Abstract:
The discovery of the Higgs boson at the Large Hadron Collider (LHC) in the summer of 2012 has experimentally confirmed the Brout–Englert–Higgs (BEH) mechanism of electroweak symmetry breaking and mass generation. The BEH mechanism not only predicts the existence of a massive scalar particle, the Higgs boson, but also requires this scalar particle to couple to itself, which is not observed yet. Therefore, searching for the production of double Higgs bosons and measuring the Higgs boson self-coupling is a crucial examination of the BEH mechanism. Any deviation from the Standard Model predictions opens a window to new physics. Moreover, the form of the Higgs field potential, which generates the Higgs boson self-coupling after electroweak symmetry breaking, can have important cosmological implications for the early evolution of the Universe, involving, such as the predictions for vacuum stability and the models in which the Higgs boson acts as the inflation field. This talk will discuss the current status of probing the Higgs self-coupling with double Higgs boson searches and single Higgs boson electroweak correction measurements at the LHC, as well as the frontier of timing detection at the CMS experiment.
Biography:
Xiaohu SUN, Peking University Boya Young Fellow, graduated from Shandong University, started his journey of particle physics at Shandong University, and got his PhD from the University of Grenoble. He performed postdoctoral researches at CAS/IHEP, the University of Alberta, and the University of Manchester. Now he is working as a researcher at Peking University. He has been working at the LHC with the ATLAS and CMS detectors for more than 10 years.
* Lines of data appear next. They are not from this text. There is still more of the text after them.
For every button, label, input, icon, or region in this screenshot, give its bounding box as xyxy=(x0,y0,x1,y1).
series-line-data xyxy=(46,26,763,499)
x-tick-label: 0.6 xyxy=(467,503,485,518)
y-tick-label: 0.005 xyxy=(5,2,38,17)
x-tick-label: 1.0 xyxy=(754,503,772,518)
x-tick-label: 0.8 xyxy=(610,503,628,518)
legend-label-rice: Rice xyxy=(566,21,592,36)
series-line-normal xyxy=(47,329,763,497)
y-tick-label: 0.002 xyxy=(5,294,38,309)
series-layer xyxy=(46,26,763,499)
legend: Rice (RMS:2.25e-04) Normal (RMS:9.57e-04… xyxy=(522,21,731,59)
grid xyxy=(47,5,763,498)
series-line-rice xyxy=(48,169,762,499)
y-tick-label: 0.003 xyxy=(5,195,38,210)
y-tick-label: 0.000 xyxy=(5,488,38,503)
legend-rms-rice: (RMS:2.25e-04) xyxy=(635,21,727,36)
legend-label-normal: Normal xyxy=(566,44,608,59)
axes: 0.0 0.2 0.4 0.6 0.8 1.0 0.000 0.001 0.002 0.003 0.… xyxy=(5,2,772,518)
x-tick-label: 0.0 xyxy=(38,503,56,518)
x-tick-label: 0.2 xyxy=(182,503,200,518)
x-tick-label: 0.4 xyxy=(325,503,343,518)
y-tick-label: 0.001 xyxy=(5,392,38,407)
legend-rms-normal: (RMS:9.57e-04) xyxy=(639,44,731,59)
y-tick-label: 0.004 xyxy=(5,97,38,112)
His work ranges from single top-quark measurements, Beyond-the-Standard-Model Higgs searches, electroweak new physics studies, the searches of double Higgs bosons, to detector developments for the luminosity measurement and R&D of the timing detection at the CMS experiment, whose publications have been cited more than 800 times. His recent highlights include: the first search of double Higgs and the precision measurement of the Higgs electroweak correction at 13 TeV, which provides the most precise measurements of the double Higgs cross section limits and the Higgs self-coupling measurements at that moment. He delivered a plenary talk with these high-quality results on behalf of the ATLAS and CMS collaborations at the LHCP conference. He has been assigned as many important roles including analysis responsible person, LHCHXSWG subgroup convener, the run coordinator of the forward detector and tau trigger convener of the CMS collaboration.